Ottawa

The Auditor General’s report and Canada’s curious F-35 deal

Some disturbing findings surface in Sheila Fraser’s audit

Auditor General Sheila Fraser’s coruscating report on the slippery way the Department of National Defence handled its recent multi-billion-dollar helicopter purchases is setting off alarm bells about how DND might be managing its even more costly jet fighter buy.

Fraser’s findings from her audit of the $11-billion helicopter deals couldn’t be more disturbing. She said DND officials held back crucial information about the likely escalation in the cost of 28 Cyclone and 15 Chinook choppers, which led to Treasury Board approving the purchases based on off-the-shelf cost estimates that were ridiculously optimistic.

And Fraser drew a rough parallel between the helicopter fiasco and the planned procurement, announced last June July, of 65 F-35 fighter jets for an estimated $9 billion, plus another perhaps $7 billion in maintenance costs. “I hope no one is assessing [the F-35 procurement] as low risk,” she said today.

That warning sounded only prudent, and led to opposition salvos in Question Period. Still, I doubt the real risks involved in the F-35 arrangement are widely understood. In fact, there’s not much similarity between the way DND went about buying those helicopters and its rather unusual arrangement for acquiring the jets.

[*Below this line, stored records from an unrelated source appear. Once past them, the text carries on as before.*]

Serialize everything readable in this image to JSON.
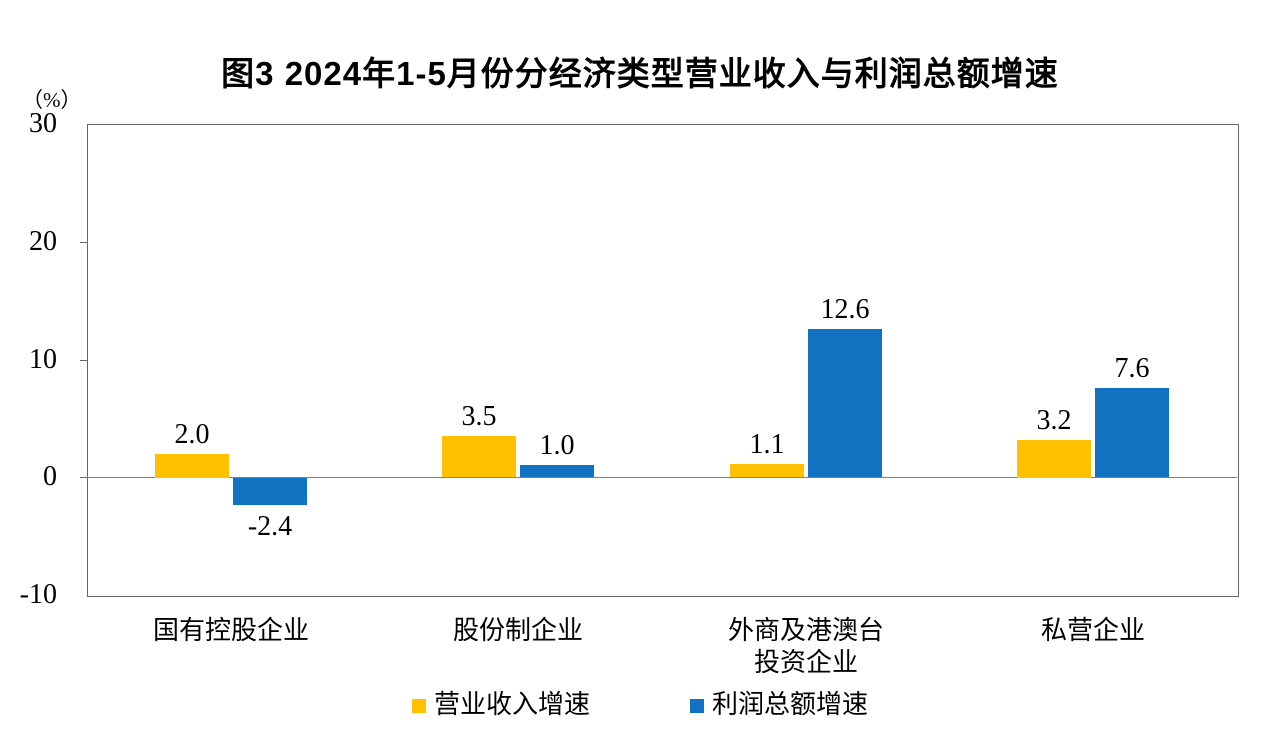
{
  "chart_data": {
    "type": "bar",
    "title": "图3 2024年1-5月份分经济类型营业收入与利润总额增速",
    "unit_label": "（%）",
    "categories": [
      "国有控股企业",
      "股份制企业",
      "外商及港澳台\n投资企业",
      "私营企业"
    ],
    "series": [
      {
        "name": "营业收入增速",
        "color": "#FFC000",
        "values": [
          2.0,
          3.5,
          1.1,
          3.2
        ],
        "labels": [
          "2.0",
          "3.5",
          "1.1",
          "3.2"
        ]
      },
      {
        "name": "利润总额增速",
        "color": "#1272C2",
        "values": [
          -2.4,
          1.0,
          12.6,
          7.6
        ],
        "labels": [
          "-2.4",
          "1.0",
          "12.6",
          "7.6"
        ]
      }
    ],
    "y_axis": {
      "min": -10,
      "max": 30,
      "tick_step": 10,
      "tick_labels": [
        "30",
        "20",
        "10",
        "0",
        "-10"
      ]
    },
    "legend_position": "bottom",
    "grid": false,
    "axis_color": "#666666",
    "zero_line_color": "#808080"
  }
}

One of Fraser’s main points about the helicopters is that DND presented the Chinook purchase without explaining to the government’s Treasury Board bean counters that upgrading Boeing’s basic model to meet Canada’s particular needs would inflate the cost. That’s what happened, in a big way—boosting the price of each aircraft by about 70 per cent.

That raises an obvious question about the F-35s: Could costs involved in bringing the jets to market and adapting them for Canada’s military purposes drastically raise their price too? In other words, should the Canadian taxpayer brace again for sticker shock?

I pursued this question a few weeks ago with DND officials for a Maclean’s story. The explanation I got then from Michael Slack, DND’s project manager for the so-called Joint Strike Fighter, was greeted with no small degree of skepticism by some politicians, critics of the F-35 purchase, and journalists. Today’s blast from Fraser isn’t likely to do anything to reduce that widespread wariness about DND’s claims.

Still, Slack couldn’t have been more emphatic and categorical in stating that Canada is protected against any increase in the costs of designing, developing and testing the Lockheed Martin F-35 Joint Strike Fighter. Back in 2002, he said, Canada contributed $100 million in cash and $50 million in R & D services to the development of the aircraft, on the express agreement that any future cost escalation was not our problem.

The deal was that the U.S. would shoulder the burden if design and development costs ending up ballooning—as they predictably have. Despite those overruns, Slack said, the price Canada will pay is limited to the actual cost of manufacturing the jet in the year we take delivery. He said that “average unit flyaway cost” is currently projected to be $70-$75 million per jet, with delivery of Canada’s jets slated to begin in 2016.

The U.S. government  includes those soaring development costs in their price-per-jet estimates, and so published projections from Washington put the U.S. cost up over $100 million for each F-35. “The system design and development phase costs have mushroomed,” Slack said. “That’s reflected in some of the cost evaluations the Americans are doing. But the only thing that’s relevant to Canada is the average unit flyaway cost.”

Two other points about the cost of the F-35s bear keeping in mind.

Firstly, Canada apparently won’t have to place a firm order until the fall of 2012, and won’t have to agree to a contract until 2013. So it seems that if the cost to Canada spins out of control, despite Slack’s assurances, there’s still a chance to back out.

Secondly, there remains a key variable that might yet increase Canada’s per jet price. Consider what we’ve agreed to pay—the average per unit flyaway cost. That means our price depends on how many F-35s in total are sold. More sales, we pay less. Fewer sales, we pay more.

On that point, Slack told me he saw potential for some of the core partner countries involved in the development of the F-35 (U.S., Britain, Italy, the Netherlands, Turkey, Australia, Denmark and Norway) to buy fewer than originally expected. But, at the same time, he argued that risk is offset by the likelihood of new buyers to coming forward from outside the Joint Strike Fighter project group.

The latest news on the total sales front isn’t promising, though. As of this week, the austerity-minded government of Prime Minister David Cameron has signaled it will dramatically scale back Britain’s order for F-35s from 135 to some much lower number. So the question looming over the F-35 project, it seems to me, is less about the cost of bringing the jet into product, as about how many of the fighters Lockheed Martin manages to ultimately sell.